No Rest for the Wicked fait partie des tous bons crus sortis récemment dans les salles de la péninsule ibérique. Ce film policier est un peu brouillon mais mixe à merveille la réalité à la fiction. En effet, le scénario semble avoir été exagéré à bien des moments mais tout semble possible et surtout, on avance pas à pas dans cette course-poursuite bien ficelée.

L’histoire suit Santos Trinidad, un policier madrilène alcoolique mais respecté par ses pairs pour sa brillante carrière au sein des forces spéciales. Cet être erratique, solitaire et difficile à cerner va commettre l’irréparable lors d’une nuit arrosée. Malgré ses précautions, l’homme va très vite se retrouver au milieu d’une affaire beaucoup plus sombre où s’entremêlent les histoires de drogue et de terrorisme.

Autant le dire tout de suite, le fond de l’histoire n’est pas très novateur. Cependant, la manière de l’amener et surtout la manière de la filmer est tout bonnement extraordinaire. Malgré le fait qu’il y ait peu de suspense, le réalisateur a su nous accrocher et nous intéresser à son histoire et à son personnage très charismatique incarné par un José Coronado époustouflant qui nous offre une prestation à faire pâlir certains primés aux césars. De plus, l’ambiance volontairement lourde et le travail technique effectué sur le plateau donnent encore plus de véracité et de force au récit.

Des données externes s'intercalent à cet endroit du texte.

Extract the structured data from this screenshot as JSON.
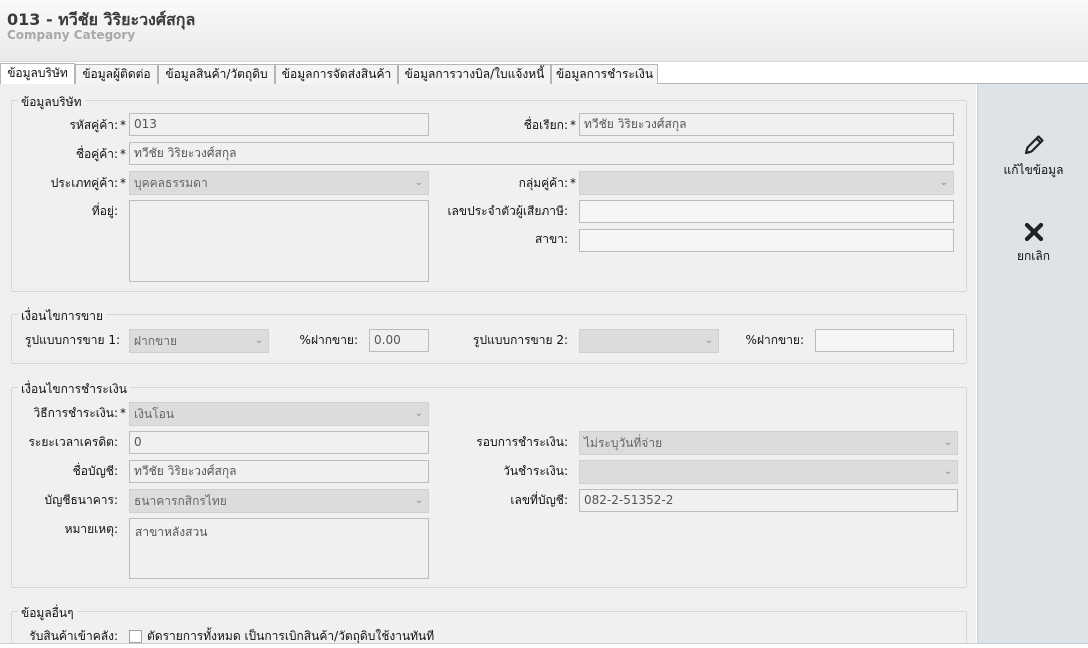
{
  "header": {
    "title": "013 - ทวีชัย วิริยะวงศ์สกุล",
    "subtitle": "Company Category"
  },
  "tabs": [
    "ข้อมูลบริษัท",
    "ข้อมูลผู้ติดต่อ",
    "ข้อมูลสินค้า/วัตถุดิบ",
    "ข้อมูลการจัดส่งสินค้า",
    "ข้อมูลการวางบิล/ใบแจ้งหนี้",
    "ข้อมูลการชำระเงิน"
  ],
  "company": {
    "legend": "ข้อมูลบริษัท",
    "code_label": "รหัสคู่ค้า:",
    "code_value": "013",
    "alias_label": "ชื่อเรียก:",
    "alias_value": "ทวีชัย วิริยะวงศ์สกุล",
    "name_label": "ชื่อคู่ค้า:",
    "name_value": "ทวีชัย วิริยะวงศ์สกุล",
    "type_label": "ประเภทคู่ค้า:",
    "type_value": "บุคคลธรรมดา",
    "group_label": "กลุ่มคู่ค้า:",
    "group_value": "",
    "address_label": "ที่อยู่:",
    "address_value": "",
    "taxid_label": "เลขประจำตัวผู้เสียภาษี:",
    "taxid_value": "",
    "branch_label": "สาขา:",
    "branch_value": "",
    "required_mark": "*"
  },
  "sales": {
    "legend": "เงื่อนไขการขาย",
    "mode1_label": "รูปแบบการขาย 1:",
    "mode1_value": "ฝากขาย",
    "pct1_label": "%ฝากขาย:",
    "pct1_value": "0.00",
    "mode2_label": "รูปแบบการขาย 2:",
    "mode2_value": "",
    "pct2_label": "%ฝากขาย:",
    "pct2_value": ""
  },
  "payment": {
    "legend": "เงื่อนไขการชำระเงิน",
    "method_label": "วิธีการชำระเงิน:",
    "method_value": "เงินโอน",
    "credit_label": "ระยะเวลาเครดิต:",
    "credit_value": "0",
    "cycle_label": "รอบการชำระเงิน:",
    "cycle_value": "ไม่ระบุวันที่จ่าย",
    "account_name_label": "ชื่อบัญชี:",
    "account_name_value": "ทวีชัย วิริยะวงศ์สกุล",
    "pay_day_label": "วันชำระเงิน:",
    "pay_day_value": "",
    "bank_label": "บัญชีธนาคาร:",
    "bank_value": "ธนาคารกสิกรไทย",
    "account_no_label": "เลขที่บัญชี:",
    "account_no_value": "082-2-51352-2",
    "note_label": "หมายเหตุ:",
    "note_value": "สาขาหลังสวน"
  },
  "other": {
    "legend": "ข้อมูลอื่นๆ",
    "receive_label": "รับสินค้าเข้าคลัง:",
    "receive_checked": false,
    "receive_text": "ตัดรายการทั้งหมด เป็นการเบิกสินค้า/วัตถุดิบใช้งานทันที"
  },
  "sidebar": {
    "edit_label": "แก้ไขข้อมูล",
    "edit_icon": "pencil-icon",
    "cancel_label": "ยกเลิก",
    "cancel_icon": "close-icon"
  }
}
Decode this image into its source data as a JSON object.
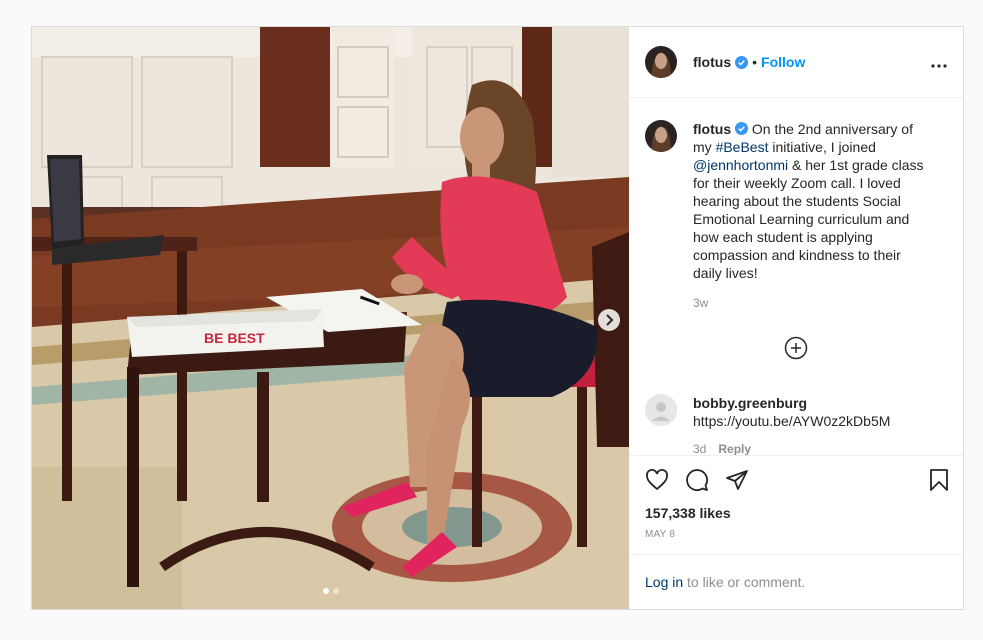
{
  "post": {
    "username": "flotus",
    "separator": "•",
    "follow_label": "Follow",
    "more_label": "•••",
    "caption": {
      "username": "flotus",
      "text_1": "On the 2nd anniversary of my ",
      "hashtag": "#BeBest",
      "text_2": " initiative, I joined ",
      "mention": "@jennhortonmi",
      "text_3": " & her 1st grade class for their weekly Zoom call. I loved hearing about the students Social Emotional Learning curriculum and how each student is applying compassion and kindness to their daily lives!",
      "time": "3w"
    },
    "comment": {
      "username": "bobby.greenburg",
      "text": "https://youtu.be/AYW0z2kDb5M",
      "time": "3d",
      "reply_label": "Reply"
    },
    "likes": "157,338 likes",
    "date": "MAY 8",
    "login_link": "Log in",
    "login_text": " to like or comment.",
    "media_bag_text": "BE BEST",
    "colors": {
      "accent": "#0095f6",
      "link": "#00376b",
      "muted": "#8e8e8e",
      "blouse": "#e23a57"
    },
    "icons": [
      "verified-badge-icon",
      "more-options-icon",
      "load-more-comments-icon",
      "heart-icon",
      "comment-icon",
      "share-icon",
      "bookmark-icon",
      "chevron-right-icon",
      "default-avatar-icon"
    ]
  }
}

A contrario, on entrevoit au travers de cette production un mal latent en Espagne, celui de la peur d’une attaque terroriste. C’est justement le point noir du film. De fait, le réalisateur espagnol semble avoir été marqué par les attaques terroristes de New-York, Londres mais surtout Madrid. Car, si le spectateur se prend au jeu de cette fiction, on ressent une sorte de paranoïa tout à fait compréhensible qui était (et est toujours) omniprésente dans le cinéma d’outre-Atlantique. Et pour cause, le cinéma américain est fait souvent d’amalgames où tous les ennemis de l’Oncle Sam semblent s’être liés contre la puissante Amérique. Ici, l’Espagne semble avoir suivi le même mouvement en nous présentant une kyrielle de crapules semblant s’être tous unis dans un même but : faire un attentat qui rapportera à chacun. Dès lors, on nous présente des arabes, des sud-américains et même des belges (carte d’identité à l’appui) comme unis dans le mal et reliés, par pur hasard, à la bavure de ce flic un peu paumé. Bref, on n’y croit pas des masses. Mais bon, outre cela, il faut prendre l’histoire comme une bonne fiction policière et non comme un docu-fiction à prendre argent comptant.

En résumé, ce film est passé dans la programmation comme une source d’évasion au milieu d’un panorama cinématographique très axé sur le côté dramatico-social. Cette production espagnole ne révolutionnera pas notre vidéothèque mais aura le mérite de nous avoir diverti et de nous avoir montré qu’il ne faut pas de budgets colossaux pour nous sortir un film bien réalisé et nous dénicher d’excellents acteurs.